Она решила, что ослышалась, и уже готова была повторить свою просьбу.

Незнакомец повернул голову и посмотрел на нее через плечо.

– Я предпочитаю не снимать их, – заявил он.

Тут хозяйка заметила, что он носит большие синие очки-консервы и что у него густые бакенбарды, скрывающие лицо.

– Хорошо, сударь, – сказала она. – Как вам угодно. Комната сейчас нагреется.

Незнакомец ничего не ответил и снова повернулся к ней спиной. Видя, что разговор не клеится, миссис Холл торопливо накрыла на стол и вышла из комнаты. Когда она вернулась, он все так же стоял у окна, подобно каменному изваянию, слегка сутулясь, с поднятым воротником и загнутыми вниз мокрыми полями шляпы, скрывавшими лицо и уши. Поставив на стол яичницу с ветчиной, она почти крикнула:

– Завтрак подан, сударь!

– Благодарю вас, – ответил он тотчас же, но не сдвинулся с места, пока она не закрыла за собой дверь. Тогда он круто повернулся и быстро подошел к столу.

Войдя на кухню, хозяйка услышала мерно повторяющийся звук. «Чирк, чирк, чирк», – чиркала ложка о тарелку.

– Ах, уж эта девчонка! – сказала миссис Холл. – А я и забыла! Вот канительщица! – Взявшись сама растирать горчицу, она отпустила несколько колкостей по поводу необычайной медлительности Милли. Сама она успела поджарить яичницу с ветчиной, накрыть на стол, сделать все, что нужно, а Милли – хороша помощница! – оставила гостя без горчицы. А он только что приехал и хочет, видимо, здесь пожить. Поворчав, миссис Холл наполнила горчичницу и, поставив ее, не без некоторой торжественности, на черный с золотом чайный поднос, понесла в приемную.

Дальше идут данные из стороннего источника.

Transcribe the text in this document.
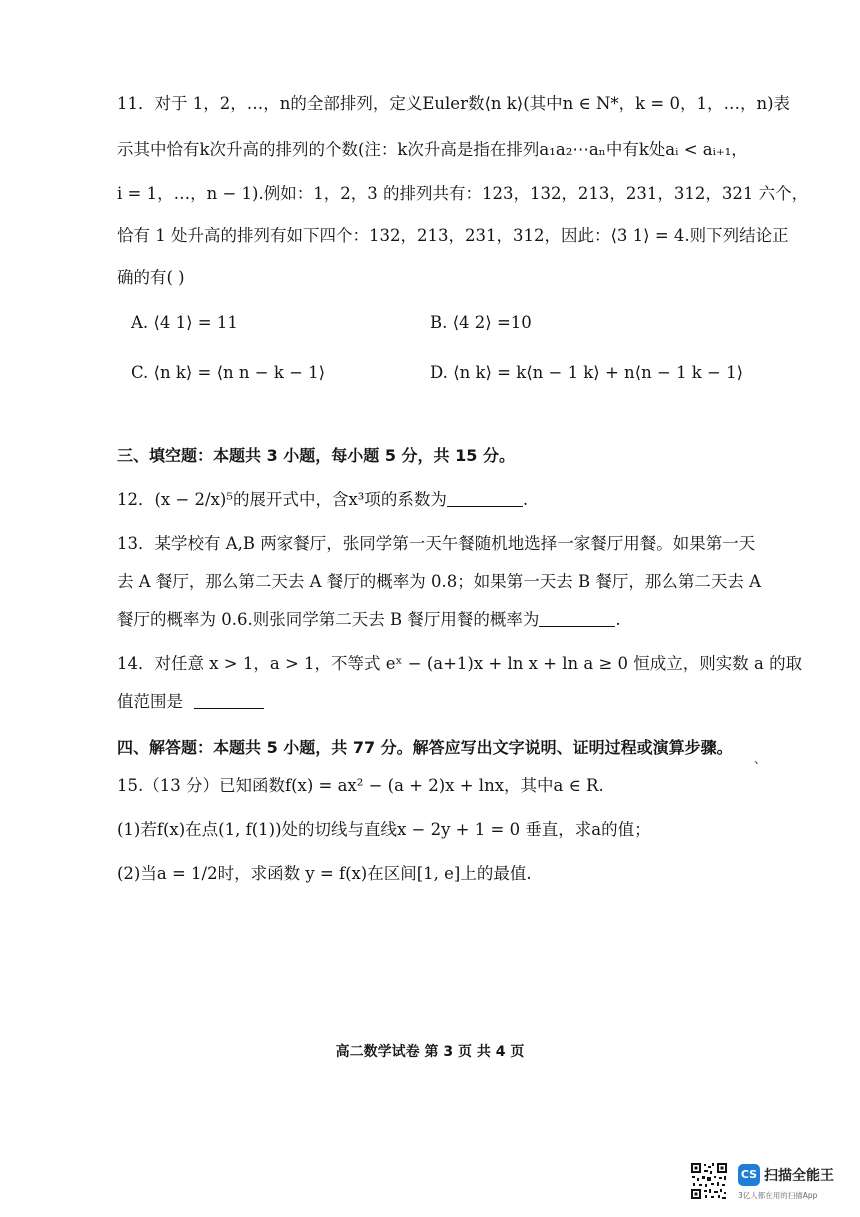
11．对于 1，2，…，n的全部排列，定义Euler数⟨n k⟩(其中n ∈ N*，k = 0，1，…，n)表
示其中恰有k次升高的排列的个数(注：k次升高是指在排列a₁a₂⋯aₙ中有k处aᵢ < aᵢ₊₁，
i = 1，…，n − 1).例如：1，2，3 的排列共有：123，132，213，231，312，321 六个，
恰有 1 处升高的排列有如下四个：132，213，231，312，因此：⟨3 1⟩ = 4.则下列结论正
确的有( )
A. ⟨4 1⟩ = 11	B. ⟨4 2⟩ =10
C. ⟨n k⟩ = ⟨n n − k − 1⟩	D. ⟨n k⟩ = k⟨n − 1 k⟩ + n⟨n − 1 k − 1⟩
三、填空题：本题共 3 小题，每小题 5 分，共 15 分。
12．(x − 2/x)⁵的展开式中，含x³项的系数为	.
13．某学校有 A,B 两家餐厅，张同学第一天午餐随机地选择一家餐厅用餐。如果第一天
去 A 餐厅，那么第二天去 A 餐厅的概率为 0.8；如果第一天去 B 餐厅，那么第二天去 A
餐厅的概率为 0.6.则张同学第二天去 B 餐厅用餐的概率为	.
14．对任意 x > 1，a > 1，不等式 eˣ − (a+1)x + ln x + ln a ≥ 0 恒成立，则实数 a 的取
值范围是
四、解答题：本题共 5 小题，共 77 分。解答应写出文字说明、证明过程或演算步骤。
、
15.（13 分）已知函数f(x) = ax² − (a + 2)x + lnx，其中a ∈ R.
(1)若f(x)在点(1, f(1))处的切线与直线x − 2y + 1 = 0 垂直，求a的值；
(2)当a = 1/2时，求函数 y = f(x)在区间[1, e]上的最值.
高二数学试卷 第 3 页 共 4 页
CS 扫描全能王
3亿人都在用的扫描App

Она постучала и тут же вошла. При входе ее незнакомец сделал быстрое движение, и она едва успела увидеть что-то белое, мелькнувшее под столом. Он, очевидно, что-то подбирал с полу. Она поставила горчичницу на стол и при этом заметила, что пальто и шляпа гостя висят на стуле перед камином, а на стальной решетке стоит пара мокрых башмаков. Решетка, конечно, заржавеет. Миссис Холл решительно приблизилась к камину и заявила тоном, не допускающим противоречия:

– Теперь, я думаю, можно взять ваши вещи и просушить.

– Оставьте шляпу, – сказал приезжий сдавленным голосом. Обернувшись, она увидела, что он сидит выпрямившись и смотрит на нее.

С минуту она стояла, вытаращив глаза, потеряв от удивления дар речи.

Нижнюю часть лица он прикрывал чем-то белым – салфеткой, которую он привез с собой, – так что ни его рта, ни подбородка не было видно. Поэтому-то голос прозвучал так глухо. Но не это поразило миссис Холл. Лоб незнакомца, начиная от края синих очков, был обвязан белым бинтом, а другой бинт закрывал его уши, так что неприкрытым оставался только розовый острый нос. Нос был такой же розовый и блестящий, как в ту минуту, когда незнакомец появился впервые. Одет он был в коричневую бархатную куртку; высокий черный воротник, подшитый полотном, был поднят. Густые черные волосы, выбиваясь в беспорядке из-под пересекающихся бинтов, торчали пучками и придавали незнакомцу чрезвычайно странный вид. Эта закутанная и забинтованная голова так изумила миссис Холл, что от неожиданности хозяйка на минуту оцепенела.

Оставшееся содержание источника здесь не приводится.